-5
response = 'li><a href="/beautifulsoup/" title="BeautifulSoup"><......'

what I intend to capture is /beautifulsoup/

this is the correct code

link =re.findall(r'href=\"?([^\" ]+)',response)

this is my code

link =re.findall(r'><a\b href=\"? .\"\b',response)

I had three questions:

1) why are square brackets used. they should only be used for some sequence in character

2) why there is no '.' in correct code after question mark

3) why are parenthesis used; they should only be used for grouping but there is no grouping required

  • You are getting downvotes from others because your question is trivially answered by google. However, the good news is you can check out https://regex101.com/ and put in any string and regex you want, and it will return the result plus color-coded explanations of each part. But also, please don't do too much [parsing of html with regex](https://stackoverflow.com/questions/1732348/regex-match-open-tags-except-xhtml-self-contained-tags) – HFBrowning Dec 19 '17 at 02:52
  • BTW, [don't use regular expressions to parse html/xml](https://stackoverflow.com/a/1732454/1477064). Learn how to use DOM and an xml parser. Personally I recommend lxml – xvan Dec 19 '17 at 03:18

1 Answers1

0

1) Square brackets are not for sequences of characters. They match any one character from inside the brackets. [abc] matches either a, b or c. If you use [^...], it will match any one character that is not inside the brackets. [^abc] matches anything that is not a, b or c.

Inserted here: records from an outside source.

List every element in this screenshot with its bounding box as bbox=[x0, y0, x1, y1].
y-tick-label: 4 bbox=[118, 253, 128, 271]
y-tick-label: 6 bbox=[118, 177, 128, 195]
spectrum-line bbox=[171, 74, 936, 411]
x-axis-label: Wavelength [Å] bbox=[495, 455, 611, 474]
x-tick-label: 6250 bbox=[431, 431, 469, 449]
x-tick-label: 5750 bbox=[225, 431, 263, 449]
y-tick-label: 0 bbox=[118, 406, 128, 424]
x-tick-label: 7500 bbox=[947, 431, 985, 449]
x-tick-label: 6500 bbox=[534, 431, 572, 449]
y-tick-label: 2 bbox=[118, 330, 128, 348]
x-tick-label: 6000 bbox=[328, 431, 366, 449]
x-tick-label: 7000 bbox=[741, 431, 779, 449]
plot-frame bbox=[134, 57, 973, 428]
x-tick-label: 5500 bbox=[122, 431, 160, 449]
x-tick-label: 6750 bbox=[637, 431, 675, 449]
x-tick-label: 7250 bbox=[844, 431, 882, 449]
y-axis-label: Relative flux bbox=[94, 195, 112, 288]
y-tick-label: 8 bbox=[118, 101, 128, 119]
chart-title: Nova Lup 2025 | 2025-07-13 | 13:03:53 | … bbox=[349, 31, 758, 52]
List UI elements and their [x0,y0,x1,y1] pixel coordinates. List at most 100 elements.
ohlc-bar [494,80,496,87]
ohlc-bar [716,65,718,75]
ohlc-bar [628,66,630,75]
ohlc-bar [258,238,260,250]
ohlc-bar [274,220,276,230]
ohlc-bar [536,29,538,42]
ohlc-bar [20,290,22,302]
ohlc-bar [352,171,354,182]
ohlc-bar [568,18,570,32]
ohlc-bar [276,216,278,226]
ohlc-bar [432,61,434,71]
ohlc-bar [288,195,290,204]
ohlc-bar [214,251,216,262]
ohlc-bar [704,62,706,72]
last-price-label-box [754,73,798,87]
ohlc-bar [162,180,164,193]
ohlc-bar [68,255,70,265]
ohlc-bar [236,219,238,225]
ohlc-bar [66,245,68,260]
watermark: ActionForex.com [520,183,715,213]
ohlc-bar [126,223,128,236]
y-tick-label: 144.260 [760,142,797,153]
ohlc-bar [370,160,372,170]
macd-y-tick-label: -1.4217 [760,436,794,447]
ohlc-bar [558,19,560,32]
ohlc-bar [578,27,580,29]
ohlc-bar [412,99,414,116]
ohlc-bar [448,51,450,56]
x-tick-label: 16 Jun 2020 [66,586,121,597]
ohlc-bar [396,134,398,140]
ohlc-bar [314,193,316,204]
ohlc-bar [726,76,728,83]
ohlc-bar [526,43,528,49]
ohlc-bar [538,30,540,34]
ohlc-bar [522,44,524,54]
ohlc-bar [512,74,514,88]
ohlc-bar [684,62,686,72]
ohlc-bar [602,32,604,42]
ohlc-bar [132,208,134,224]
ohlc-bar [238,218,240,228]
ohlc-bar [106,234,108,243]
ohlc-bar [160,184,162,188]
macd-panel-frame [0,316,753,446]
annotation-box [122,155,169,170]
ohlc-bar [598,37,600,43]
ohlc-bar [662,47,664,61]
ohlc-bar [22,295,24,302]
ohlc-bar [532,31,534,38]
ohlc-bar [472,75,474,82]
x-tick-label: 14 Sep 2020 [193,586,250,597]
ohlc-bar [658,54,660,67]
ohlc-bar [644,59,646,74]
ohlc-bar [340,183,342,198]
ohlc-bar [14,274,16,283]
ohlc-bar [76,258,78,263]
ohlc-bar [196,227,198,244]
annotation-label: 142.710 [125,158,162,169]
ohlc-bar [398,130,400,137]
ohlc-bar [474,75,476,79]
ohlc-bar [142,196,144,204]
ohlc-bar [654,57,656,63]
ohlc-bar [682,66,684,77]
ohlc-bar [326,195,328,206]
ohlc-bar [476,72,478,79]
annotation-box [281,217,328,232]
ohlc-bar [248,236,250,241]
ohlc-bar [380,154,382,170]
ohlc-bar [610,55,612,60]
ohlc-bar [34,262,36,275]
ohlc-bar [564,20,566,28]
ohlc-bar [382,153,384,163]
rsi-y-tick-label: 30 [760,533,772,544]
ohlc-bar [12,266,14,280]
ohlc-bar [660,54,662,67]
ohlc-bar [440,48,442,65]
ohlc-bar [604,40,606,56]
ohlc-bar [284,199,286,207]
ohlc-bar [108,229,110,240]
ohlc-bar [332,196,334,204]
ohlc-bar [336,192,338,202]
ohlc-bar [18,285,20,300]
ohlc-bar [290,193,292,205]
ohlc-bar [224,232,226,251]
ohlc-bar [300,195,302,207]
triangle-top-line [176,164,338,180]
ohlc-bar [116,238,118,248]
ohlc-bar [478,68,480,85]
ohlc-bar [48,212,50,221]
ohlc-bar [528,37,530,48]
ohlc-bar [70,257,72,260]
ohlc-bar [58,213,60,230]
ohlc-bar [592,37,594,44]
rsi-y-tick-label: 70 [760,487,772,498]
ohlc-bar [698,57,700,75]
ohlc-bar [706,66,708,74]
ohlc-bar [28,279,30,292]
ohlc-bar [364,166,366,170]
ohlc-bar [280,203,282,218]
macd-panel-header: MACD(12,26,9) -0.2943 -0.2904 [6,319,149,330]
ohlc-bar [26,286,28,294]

2) The [^\" ] bit essentially replaces your .. It matches anything but " or space. With the + quantifier, it keeps matching (greedily) until there is a quote or space.

3) Since you want to get /beautifulsoup/, grouping is required. With (), beautiful soup is in group 1. Without groups, you will get the whole match, which is href="/beautifulsoup/

Sweeper
  • 213,210
  • 22
  • 193
  • 313